The ‘Transfigurations’ of St. Camillus

Immagine3His history can be read as an authentic journey of transfiguration. Perhaps one can also identify its determining stages, that is to say those moments when he emerges transformed again and again and appears to be ‘another’ compared to what he had been previously.

   The first stage was indeed a matter of being struck by lightening. Was not his so-named ‘conversion’ in fact a real ‘illumination’ which transformed him in a radical way? His first biographer narrates that ‘suddenly he was assailed from heaven by a ray of inner light…as though he was knocked down by divine light he fell to the ground’.[1] The words that Cicatelli attributed to him express a total overturning of his way of seeing life, his past and his wishes for the future.

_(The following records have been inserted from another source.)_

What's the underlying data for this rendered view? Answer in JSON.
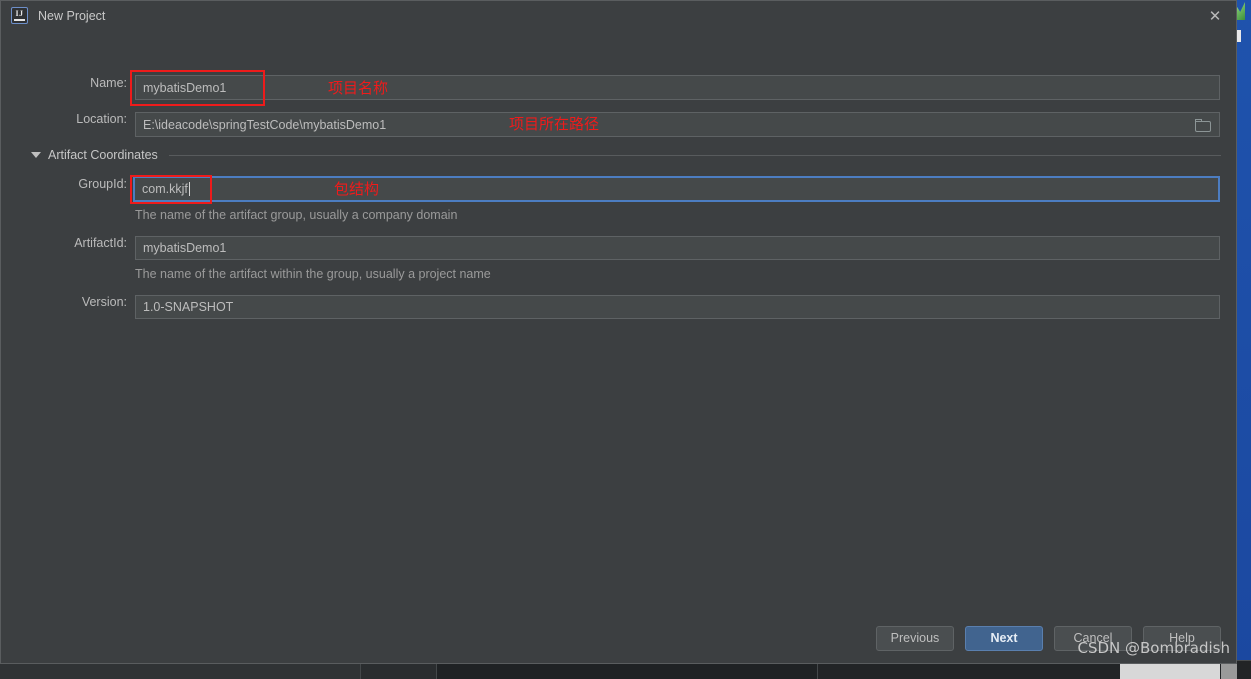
{
  "window": {
    "title": "New Project",
    "icon": "intellij-idea-icon",
    "close_label": "✕"
  },
  "form": {
    "name": {
      "label": "Name:",
      "value": "mybatisDemo1"
    },
    "location": {
      "label": "Location:",
      "value": "E:\\ideacode\\springTestCode\\mybatisDemo1",
      "browse_icon": "folder-icon"
    },
    "section": {
      "label": "Artifact Coordinates",
      "expanded": true
    },
    "group_id": {
      "label": "GroupId:",
      "value": "com.kkjf",
      "hint": "The name of the artifact group, usually a company domain",
      "focused": true
    },
    "artifact_id": {
      "label": "ArtifactId:",
      "value": "mybatisDemo1",
      "hint": "The name of the artifact within the group, usually a project name"
    },
    "version": {
      "label": "Version:",
      "value": "1.0-SNAPSHOT"
    }
  },
  "annotations": [
    {
      "text": "项目名称",
      "target": "name-field"
    },
    {
      "text": "项目所在路径",
      "target": "location-field"
    },
    {
      "text": "包结构",
      "target": "groupid-field"
    }
  ],
  "buttons": {
    "previous": "Previous",
    "next": "Next",
    "cancel": "Cancel",
    "help": "Help"
  },
  "watermark": "CSDN @Bombradish",
  "colors": {
    "dialog_background": "#3c3f41",
    "field_background": "#45494a",
    "accent_primary": "#41648f",
    "focus_border": "#4c7dc1",
    "annotation_red": "#ee1b1b",
    "desktop_blue": "#1d4ea8"
  }
}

There then followed the long and tormented period of searching for his vocation, that is to say his true identity, the one that God had conceived and planned for him, that is to say his commitment to caring for the ‘sick poor’. When he perceived this project, during that sultry August night on the eve of the Assumption of the Virgin Mary of the year 1582, he was transfigured anew, to the point that he dedicated himself to such care body and soul.

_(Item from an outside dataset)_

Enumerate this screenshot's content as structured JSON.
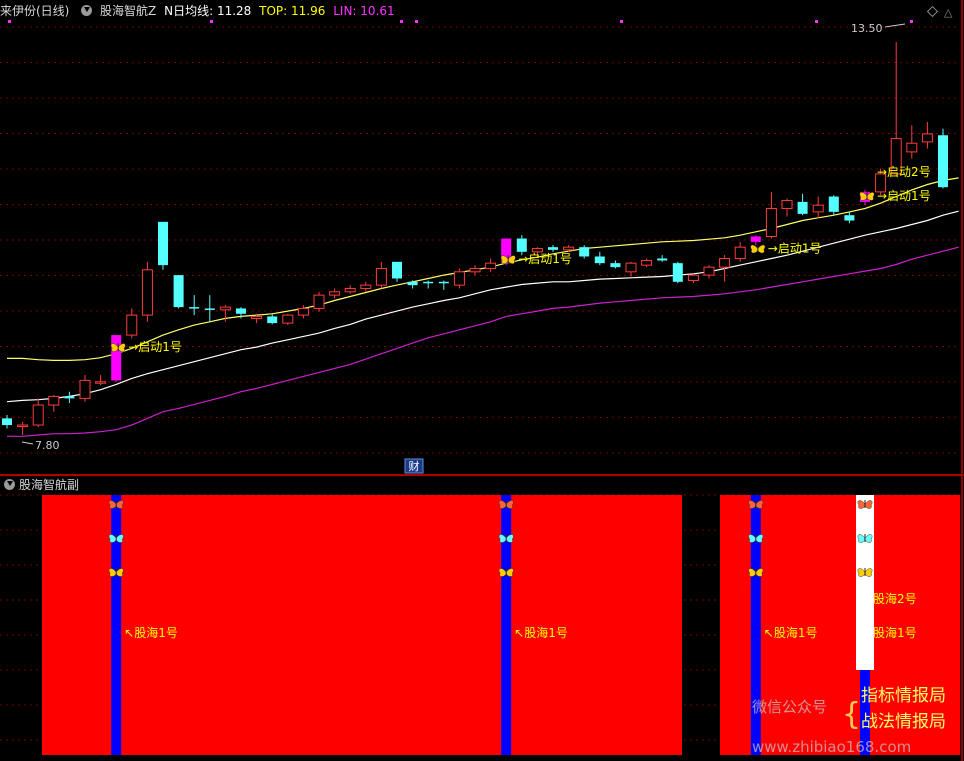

    His human and spiritual physiognomy then progressed and matured during the years of the planting of the new religious Order that he had founded. His interior change became more intense and visible when, after forgoing every institution position of the Institute, he asked to be able to devote himself solely and in the first person to the exercise of the ministry of charity.

  How ‘transfigured’ he now really appeared! Camillus should be contemplated when he was enraptured by ecstasy in front of the Crucifix or by the ecstatic rapture that illumined him when he was totally dedicated to caring for the sick: ‘his eyes were so dazzled by the splendour of those poor people that in their faces he admired nothing else but the very face of his Lord’.

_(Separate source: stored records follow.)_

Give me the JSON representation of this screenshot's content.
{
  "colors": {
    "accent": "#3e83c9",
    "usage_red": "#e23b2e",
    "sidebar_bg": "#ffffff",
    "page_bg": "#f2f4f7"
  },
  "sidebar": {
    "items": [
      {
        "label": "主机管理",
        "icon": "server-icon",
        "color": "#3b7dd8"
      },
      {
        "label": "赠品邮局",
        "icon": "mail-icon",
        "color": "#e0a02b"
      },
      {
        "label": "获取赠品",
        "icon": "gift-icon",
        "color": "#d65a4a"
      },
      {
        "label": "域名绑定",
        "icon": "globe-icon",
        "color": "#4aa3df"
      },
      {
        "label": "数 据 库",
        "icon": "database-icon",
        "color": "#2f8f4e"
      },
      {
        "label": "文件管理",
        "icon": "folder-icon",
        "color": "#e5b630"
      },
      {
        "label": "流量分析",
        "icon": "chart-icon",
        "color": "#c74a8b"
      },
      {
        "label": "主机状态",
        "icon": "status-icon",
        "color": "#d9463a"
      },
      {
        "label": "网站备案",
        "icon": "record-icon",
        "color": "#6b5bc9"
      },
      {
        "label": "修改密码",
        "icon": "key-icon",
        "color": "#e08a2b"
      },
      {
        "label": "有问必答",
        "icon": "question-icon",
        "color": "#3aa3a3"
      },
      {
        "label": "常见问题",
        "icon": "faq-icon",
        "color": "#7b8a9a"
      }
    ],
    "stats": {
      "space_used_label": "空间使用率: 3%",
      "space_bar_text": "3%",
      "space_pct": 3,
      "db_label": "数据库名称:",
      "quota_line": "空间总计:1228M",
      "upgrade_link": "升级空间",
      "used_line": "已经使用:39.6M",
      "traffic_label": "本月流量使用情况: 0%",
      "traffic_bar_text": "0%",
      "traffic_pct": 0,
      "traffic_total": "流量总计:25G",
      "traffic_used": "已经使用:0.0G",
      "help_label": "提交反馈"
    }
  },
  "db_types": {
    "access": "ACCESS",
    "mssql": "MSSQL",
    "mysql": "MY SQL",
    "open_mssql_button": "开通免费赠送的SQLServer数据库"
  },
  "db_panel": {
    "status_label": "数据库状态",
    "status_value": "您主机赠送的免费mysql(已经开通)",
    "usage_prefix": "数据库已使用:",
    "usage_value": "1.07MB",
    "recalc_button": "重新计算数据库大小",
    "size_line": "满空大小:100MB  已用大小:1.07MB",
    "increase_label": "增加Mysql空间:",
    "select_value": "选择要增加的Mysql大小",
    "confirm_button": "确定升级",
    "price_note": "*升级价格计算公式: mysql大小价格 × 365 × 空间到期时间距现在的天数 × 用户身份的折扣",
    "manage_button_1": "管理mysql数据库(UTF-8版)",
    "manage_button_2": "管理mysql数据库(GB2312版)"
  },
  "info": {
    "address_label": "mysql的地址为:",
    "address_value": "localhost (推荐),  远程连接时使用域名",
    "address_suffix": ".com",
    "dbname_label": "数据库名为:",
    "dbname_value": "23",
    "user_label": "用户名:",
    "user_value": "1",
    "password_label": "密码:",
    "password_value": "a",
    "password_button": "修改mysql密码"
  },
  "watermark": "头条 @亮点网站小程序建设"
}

This journey of transfiguration achieved its earthly completion at the hour of his death, which was lovingly described by his biographer: ‘with a happy face and his eyes turned towards heaven, without any horror or other transformation of his face, he went to dwell in heaven’. This was the moment that preceded the fullness of his transfiguration when he was ‘glorified’ because ‘a shining cloud came over him’ (Mt 17:5), the enveloping presence of God, who welcomed him into His house.